Given that the price elasticity of demand for type A consumers is 1.5, and the price elasticity of demand for type B consumers is 0.9, it means that type A consumers are more price sensitive and have a more elastic demand compared to type B consumers.

Therefore, when a restaurant price discriminates, it is likely to charge type B consumers a higher price. This is because type B consumers are more willing to pay a higher price as they have a less elastic demand. Price discrimination allows the restaurant to maximize its profits by charging higher prices to consumers who are less responsive to price changes.

To determine which group will be charged a higher price when a restaurant decides to price discriminate, we need to consider their respective price elasticities of demand.

Price elasticity of demand measures the responsiveness of quantity demanded to changes in price. A higher elasticity indicates that consumers are more responsive to price changes, meaning that a small increase in price will lead to a relatively larger decrease in quantity demanded.

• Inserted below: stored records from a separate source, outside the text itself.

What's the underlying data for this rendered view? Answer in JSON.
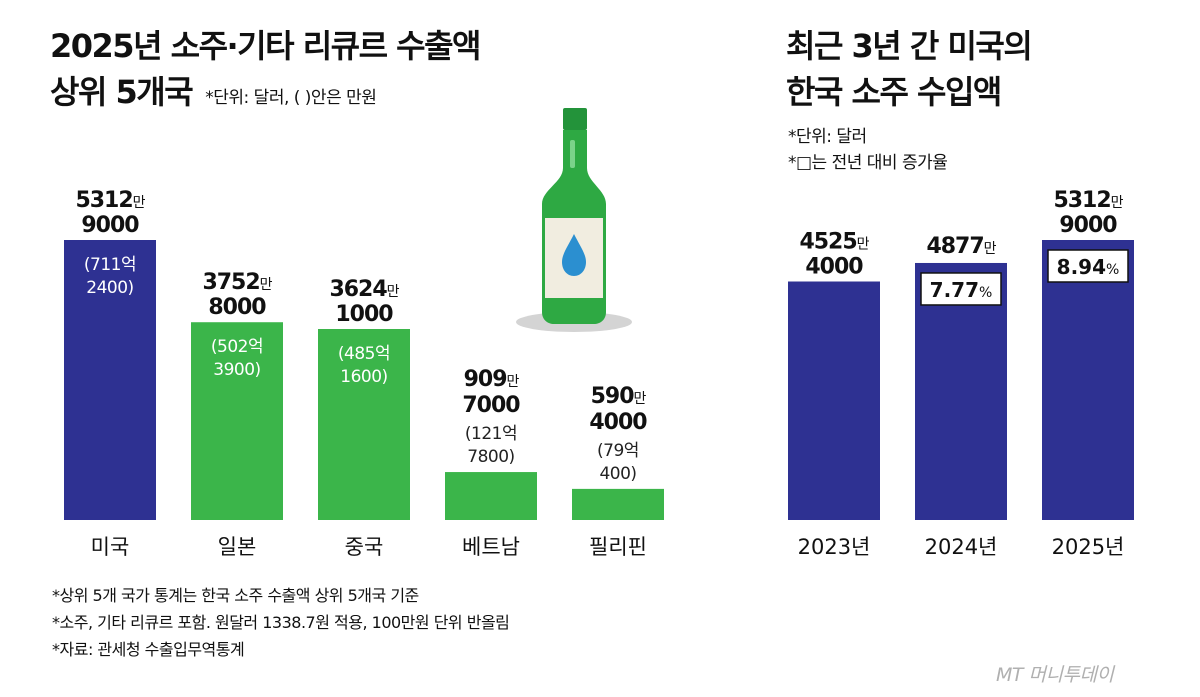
{
  "left": {
    "title_line1": "2025년 소주·기타 리큐르 수출액",
    "title_line2": "상위 5개국",
    "unit_note": "*단위: 달러, (   )안은 만원"
  },
  "right": {
    "title_line1": "최근 3년 간 미국의",
    "title_line2": "한국 소주 수입액",
    "unit_note": "*단위: 달러",
    "box_note": "*□는 전년 대비 증가율"
  },
  "footnotes": [
    "*상위 5개 국가 통계는 한국 소주 수출액 상위 5개국 기준",
    "*소주, 기타 리큐르 포함. 원달러 1338.7원 적용, 100만원 단위 반올림",
    "*자료: 관세청 수출입무역통계"
  ],
  "logo_text": "MT 머니투데이",
  "colors": {
    "navy": "#2e3192",
    "green": "#3bb54a",
    "bottle": "#2ea943",
    "text": "#111111"
  },
  "chart_data": [
    {
      "type": "bar",
      "title": "2025년 소주·기타 리큐르 수출액 상위 5개국",
      "categories": [
        "미국",
        "일본",
        "중국",
        "베트남",
        "필리핀"
      ],
      "values": [
        53129000,
        37528000,
        36241000,
        9097000,
        5904000
      ],
      "value_labels": [
        {
          "main": "5312",
          "man": "만",
          "rest": "9000"
        },
        {
          "main": "3752",
          "man": "만",
          "rest": "8000"
        },
        {
          "main": "3624",
          "man": "만",
          "rest": "1000"
        },
        {
          "main": "909",
          "man": "만",
          "rest": "7000"
        },
        {
          "main": "590",
          "man": "만",
          "rest": "4000"
        }
      ],
      "krw_labels": [
        [
          "(711억",
          "2400)"
        ],
        [
          "(502억",
          "3900)"
        ],
        [
          "(485억",
          "1600)"
        ],
        [
          "(121억",
          "7800)"
        ],
        [
          "(79억",
          "400)"
        ]
      ],
      "bar_colors": [
        "#2e3192",
        "#3bb54a",
        "#3bb54a",
        "#3bb54a",
        "#3bb54a"
      ],
      "ylim": [
        0,
        53129000
      ]
    },
    {
      "type": "bar",
      "title": "최근 3년 간 미국의 한국 소주 수입액",
      "categories": [
        "2023년",
        "2024년",
        "2025년"
      ],
      "values": [
        45254000,
        48770000,
        53129000
      ],
      "value_labels": [
        {
          "main": "4525",
          "man": "만",
          "rest": "4000"
        },
        {
          "main": "4877",
          "man": "만",
          "rest": ""
        },
        {
          "main": "5312",
          "man": "만",
          "rest": "9000"
        }
      ],
      "growth": [
        "",
        "7.77",
        "8.94"
      ],
      "growth_unit": "%",
      "bar_color": "#2e3192",
      "ylim": [
        0,
        53129000
      ]
    }
  ]
}
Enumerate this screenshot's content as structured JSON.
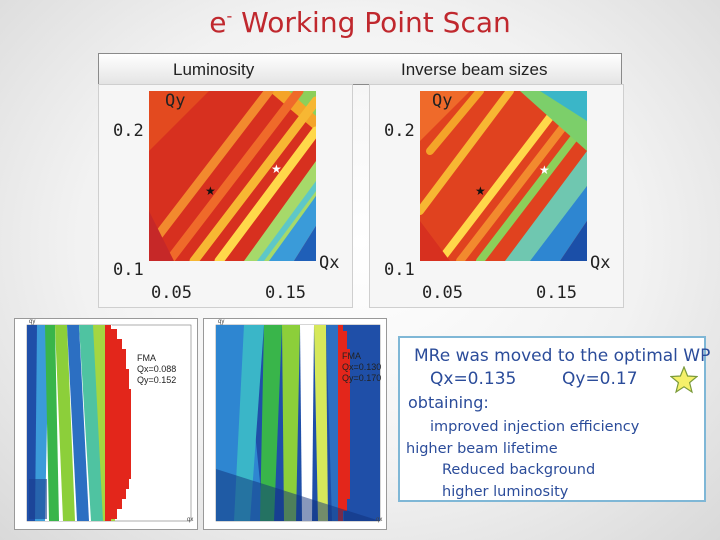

In this case, we have a price elasticity of demand of 1.5 for type A consumers and 0.9 for type B consumers. Since a higher elasticity indicates greater responsiveness to price changes, we can conclude that type A consumers are more price-sensitive than type B consumers.

Therefore, to maximize profits, the restaurant should charge a higher price to type A consumers who have a higher price elasticity of demand. These consumers will be more likely to decrease their quantity demanded significantly in response to a price increase. Charging them a higher price ensures that the restaurant can capture more of their willingness to pay and generate higher revenue.

On the other hand, type B consumers, with a lower price elasticity of demand, are less sensitive to price changes. Lower elasticity implies that they are more willing to maintain their quantity demanded, even when faced with a price increase. Thus, the restaurant can charge them a relatively lower price and still generate a sufficient level of demand.

In summary, the restaurant will charge a higher price to type A consumers because they have a higher price elasticity of demand and are more price-sensitive. Type B consumers, with a lower price elasticity, will be charged a relatively lower price.